How insane do you think it is to carry bread, chutney and cheese 50 KMs, eat it and come back? And all this with the same set of people you work with all week in your office. You say it’s picnic or team building or any such crap? What would you say if i said, you had to start at 6 AM on a Saturday morning. Do you realize its absolutely insane? I can’t believe still that AM brainwashed a few of us to think it is the most adventurous and insanely greatest thing to do on a Saturday morning. All this “morning” thing just because she is AM and is an AM person unlike the rest of us who knew how to enjoy a good sleep until late afternoon in the weekends.
So some of us complete idiots would wake up at 5 in the morning, start packing up all the junk, bread and chutney and start riding our bikes at about 6 AM. Some of us would start from AM’s place and some people were even more stupid to promise that they will join us at a particular meeting point. At 6:30 AM, from the designated meeting spot, there will be frantic phone calls to the 2 people who would not have reached at 6:30 AM. The perpetual idiots included me, AM, SM, KG, SG and some temporary idiots who AM manages to brainwash during the week.
We would ride our bikes all the way up to a damn…no i mean a Dam which was about 50 KMs away, i think. On the way we would go and admire a big banyan tree which as old as my great, great and greatest grandfather and about 20 dozen monkeys. The monkey’s would stare at us as if asking “Are you guys out of your mind to come and look at this stupid banyan tree on a Saturday morning?” My guess is that their look had a worse meaning which we did not understand or care to understand.
While admiring the tree for a never ending 20 minutes, we would have tea at the tea stall. The tea stall owner was one of the few people who should have thanked god for creating idiots like us. How should he know he is giving too much credit to God while AM deserved almost all of it. We would talk all the nonsense that have no relevance to our lives with all the seriousness and then continue our ride. Our destination was a small Dam, the name of which i can’t recollect. The place would be absolutely deserted.Some of them would realize the their stupidity and start stone throwing practice. I am not sure if they spared AM out of respect and threw the stones into the water or if they were not sure if AM was actually the person to blame. AM does one thing very well, brainwashing. Mostly, it saved her.

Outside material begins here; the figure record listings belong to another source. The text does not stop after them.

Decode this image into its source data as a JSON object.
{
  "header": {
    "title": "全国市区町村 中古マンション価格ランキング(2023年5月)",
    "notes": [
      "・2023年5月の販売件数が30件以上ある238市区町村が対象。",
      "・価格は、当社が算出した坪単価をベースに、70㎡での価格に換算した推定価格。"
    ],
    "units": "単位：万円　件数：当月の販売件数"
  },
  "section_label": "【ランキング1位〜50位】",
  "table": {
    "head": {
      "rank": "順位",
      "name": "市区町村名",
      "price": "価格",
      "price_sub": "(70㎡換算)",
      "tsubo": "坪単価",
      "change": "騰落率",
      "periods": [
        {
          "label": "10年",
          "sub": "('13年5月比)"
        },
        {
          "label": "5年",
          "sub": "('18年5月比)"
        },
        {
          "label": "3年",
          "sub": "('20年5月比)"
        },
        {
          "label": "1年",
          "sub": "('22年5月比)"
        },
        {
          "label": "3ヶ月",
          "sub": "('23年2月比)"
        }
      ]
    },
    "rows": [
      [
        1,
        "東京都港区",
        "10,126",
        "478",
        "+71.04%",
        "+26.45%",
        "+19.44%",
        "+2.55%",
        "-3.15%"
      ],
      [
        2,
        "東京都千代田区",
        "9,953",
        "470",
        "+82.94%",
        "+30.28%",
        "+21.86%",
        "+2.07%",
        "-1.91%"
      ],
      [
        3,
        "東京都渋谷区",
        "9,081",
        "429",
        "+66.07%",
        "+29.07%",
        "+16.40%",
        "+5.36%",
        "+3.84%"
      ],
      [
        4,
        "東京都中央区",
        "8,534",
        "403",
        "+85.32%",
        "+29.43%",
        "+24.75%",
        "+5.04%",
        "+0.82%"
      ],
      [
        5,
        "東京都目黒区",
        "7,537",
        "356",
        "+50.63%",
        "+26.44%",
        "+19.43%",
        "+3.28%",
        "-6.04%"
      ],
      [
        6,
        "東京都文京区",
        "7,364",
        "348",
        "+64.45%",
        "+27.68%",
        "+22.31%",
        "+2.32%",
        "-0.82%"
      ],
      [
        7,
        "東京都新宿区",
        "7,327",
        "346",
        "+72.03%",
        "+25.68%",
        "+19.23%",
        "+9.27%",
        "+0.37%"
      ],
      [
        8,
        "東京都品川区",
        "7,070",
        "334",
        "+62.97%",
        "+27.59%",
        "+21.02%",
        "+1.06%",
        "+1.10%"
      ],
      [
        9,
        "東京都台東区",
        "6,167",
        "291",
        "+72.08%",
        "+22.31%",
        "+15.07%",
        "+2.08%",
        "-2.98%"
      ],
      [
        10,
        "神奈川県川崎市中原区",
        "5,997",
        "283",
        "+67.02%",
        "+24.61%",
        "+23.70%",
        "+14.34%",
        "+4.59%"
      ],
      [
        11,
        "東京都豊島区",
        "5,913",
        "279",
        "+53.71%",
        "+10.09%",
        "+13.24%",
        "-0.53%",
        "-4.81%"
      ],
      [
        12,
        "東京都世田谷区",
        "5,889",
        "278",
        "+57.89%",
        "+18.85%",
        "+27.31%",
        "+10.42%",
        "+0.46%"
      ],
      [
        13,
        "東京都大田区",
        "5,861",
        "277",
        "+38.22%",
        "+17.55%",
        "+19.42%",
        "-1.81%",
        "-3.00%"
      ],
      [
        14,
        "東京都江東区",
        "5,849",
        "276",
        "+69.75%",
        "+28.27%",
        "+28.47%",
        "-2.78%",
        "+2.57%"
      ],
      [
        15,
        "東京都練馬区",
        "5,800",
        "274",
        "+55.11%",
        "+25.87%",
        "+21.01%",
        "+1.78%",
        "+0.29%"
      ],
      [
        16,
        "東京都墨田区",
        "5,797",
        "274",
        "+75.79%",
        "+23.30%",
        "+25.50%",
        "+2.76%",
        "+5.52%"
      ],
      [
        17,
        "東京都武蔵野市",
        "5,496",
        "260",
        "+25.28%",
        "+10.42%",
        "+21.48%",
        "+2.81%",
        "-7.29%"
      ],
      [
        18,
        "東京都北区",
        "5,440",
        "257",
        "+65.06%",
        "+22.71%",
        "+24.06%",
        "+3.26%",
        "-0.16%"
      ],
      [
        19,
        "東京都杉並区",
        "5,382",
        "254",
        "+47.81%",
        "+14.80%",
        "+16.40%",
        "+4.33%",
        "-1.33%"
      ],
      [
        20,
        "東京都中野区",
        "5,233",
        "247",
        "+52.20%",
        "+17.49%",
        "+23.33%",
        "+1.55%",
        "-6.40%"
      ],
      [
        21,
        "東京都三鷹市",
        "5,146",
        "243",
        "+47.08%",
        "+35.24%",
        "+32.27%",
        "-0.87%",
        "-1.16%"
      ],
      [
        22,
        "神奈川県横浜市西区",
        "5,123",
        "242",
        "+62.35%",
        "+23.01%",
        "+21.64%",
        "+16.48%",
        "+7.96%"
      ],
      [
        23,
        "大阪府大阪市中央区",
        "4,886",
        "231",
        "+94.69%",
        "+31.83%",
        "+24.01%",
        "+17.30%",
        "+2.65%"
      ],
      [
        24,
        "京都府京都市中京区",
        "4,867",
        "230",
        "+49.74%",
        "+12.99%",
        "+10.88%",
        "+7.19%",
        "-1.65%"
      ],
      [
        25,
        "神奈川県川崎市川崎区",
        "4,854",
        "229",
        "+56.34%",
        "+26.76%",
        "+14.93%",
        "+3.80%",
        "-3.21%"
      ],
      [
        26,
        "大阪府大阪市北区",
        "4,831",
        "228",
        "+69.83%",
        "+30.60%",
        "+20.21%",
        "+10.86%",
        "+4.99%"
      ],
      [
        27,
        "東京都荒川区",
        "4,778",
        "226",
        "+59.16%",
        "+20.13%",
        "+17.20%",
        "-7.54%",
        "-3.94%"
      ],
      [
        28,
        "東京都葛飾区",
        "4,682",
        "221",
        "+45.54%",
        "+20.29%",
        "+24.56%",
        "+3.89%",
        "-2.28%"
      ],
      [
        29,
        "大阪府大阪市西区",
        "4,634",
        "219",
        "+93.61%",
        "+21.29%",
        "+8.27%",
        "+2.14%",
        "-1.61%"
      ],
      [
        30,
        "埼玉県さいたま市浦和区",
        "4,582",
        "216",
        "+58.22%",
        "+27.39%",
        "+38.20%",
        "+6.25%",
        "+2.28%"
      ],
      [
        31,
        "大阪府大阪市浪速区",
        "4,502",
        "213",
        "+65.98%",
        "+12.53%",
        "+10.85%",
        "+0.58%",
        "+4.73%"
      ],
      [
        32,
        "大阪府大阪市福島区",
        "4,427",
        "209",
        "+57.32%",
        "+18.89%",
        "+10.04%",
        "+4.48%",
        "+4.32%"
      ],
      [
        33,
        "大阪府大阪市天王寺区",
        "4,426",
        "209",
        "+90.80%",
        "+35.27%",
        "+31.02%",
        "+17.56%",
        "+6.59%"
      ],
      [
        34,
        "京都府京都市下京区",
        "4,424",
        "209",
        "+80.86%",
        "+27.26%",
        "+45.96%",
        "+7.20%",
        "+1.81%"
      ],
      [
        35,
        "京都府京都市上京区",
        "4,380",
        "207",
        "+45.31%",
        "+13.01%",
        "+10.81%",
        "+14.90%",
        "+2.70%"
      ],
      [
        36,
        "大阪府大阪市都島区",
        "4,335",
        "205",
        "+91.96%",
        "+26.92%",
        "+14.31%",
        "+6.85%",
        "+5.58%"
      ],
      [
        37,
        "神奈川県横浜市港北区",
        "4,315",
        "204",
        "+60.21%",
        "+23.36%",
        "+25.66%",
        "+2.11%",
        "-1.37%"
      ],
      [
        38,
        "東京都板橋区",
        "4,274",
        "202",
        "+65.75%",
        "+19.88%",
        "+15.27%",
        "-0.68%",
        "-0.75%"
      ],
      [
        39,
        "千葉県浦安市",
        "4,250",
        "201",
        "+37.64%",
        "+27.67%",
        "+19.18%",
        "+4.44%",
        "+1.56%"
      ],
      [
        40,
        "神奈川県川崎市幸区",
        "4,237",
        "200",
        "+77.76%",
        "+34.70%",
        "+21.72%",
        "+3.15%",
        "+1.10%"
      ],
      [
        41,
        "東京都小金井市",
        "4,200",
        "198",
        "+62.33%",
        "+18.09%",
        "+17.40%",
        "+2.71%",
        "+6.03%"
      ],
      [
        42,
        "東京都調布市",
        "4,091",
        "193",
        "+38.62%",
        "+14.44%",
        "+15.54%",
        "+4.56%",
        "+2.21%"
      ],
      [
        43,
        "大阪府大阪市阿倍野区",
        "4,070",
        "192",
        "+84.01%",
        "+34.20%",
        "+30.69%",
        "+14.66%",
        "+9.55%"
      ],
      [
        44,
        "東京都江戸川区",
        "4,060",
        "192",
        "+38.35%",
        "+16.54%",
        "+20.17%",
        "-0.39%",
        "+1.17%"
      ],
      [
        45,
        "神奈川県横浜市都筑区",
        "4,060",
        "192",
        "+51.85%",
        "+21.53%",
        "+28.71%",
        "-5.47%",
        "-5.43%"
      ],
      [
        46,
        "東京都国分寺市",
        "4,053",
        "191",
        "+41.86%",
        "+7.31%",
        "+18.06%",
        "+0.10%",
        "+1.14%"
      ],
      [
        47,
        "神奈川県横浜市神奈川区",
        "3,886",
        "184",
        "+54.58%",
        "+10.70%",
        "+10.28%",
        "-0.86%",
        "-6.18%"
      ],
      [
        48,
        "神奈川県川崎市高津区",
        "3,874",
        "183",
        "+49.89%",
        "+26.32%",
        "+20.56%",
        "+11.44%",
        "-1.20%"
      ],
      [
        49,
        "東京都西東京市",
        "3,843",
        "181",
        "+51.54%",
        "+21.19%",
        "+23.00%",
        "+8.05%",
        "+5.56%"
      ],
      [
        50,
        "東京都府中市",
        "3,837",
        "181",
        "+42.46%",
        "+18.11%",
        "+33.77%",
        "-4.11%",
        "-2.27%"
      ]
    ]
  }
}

In a few minutes, after realizing that there is nothing more to do, we would process our breakfast. It was like an assembly line. One person would open the bread, pass it to the person who has the chutney. The chutney person will spread the chutney and pass the bread to the cheese man. The cheese man would then spread the cheese and send it back to the bread man. The bread man will add another slice on top to complete the sandwiching process and serve it. Well, “serve it” is probably the right way to say it. The one who grabs it first gets it. Remember, we had just admired 20 dozen monkeys. What kind of people are we if we don’t learn something from the monkeys?
The best part of this insanity is an absolutely intense and insane conversation between AM and KG. KG, as his name suggests, has a the heart of the kid. But he reads too much for that kid’s heart. So whatever he reads goes into his heart (yes, he takes his reading to the heart :) ) in a very unpredictable way. So he would make a statement in his inimitable style which AM would straight away disagree with. That would kick start an interesting and hilarious argument between KG and AM. SM, the Bangali Babu, obviously cannot keep quiet. It would be a shame on entire West Bengal and some parts of Kerala (the communist connection, you see) if he did not add value.So, he would add value (fuel) to the argument which would have turned to fire spitting levels now. The rest of us would have a hearty laugh irrespective of whether we understood anything in the conversation or not. Thing is, we were unsure if we should react in any other way so it was easy to just imitate the monkeys. This great conversation and the awesome chutney cheese sandwich would make all the insanity really worth it. Those days were so much fun.
Some days the destination changed to a pond before the Bannerughatta wild life sanctuary but the rest of story remained same irrespective of the destination.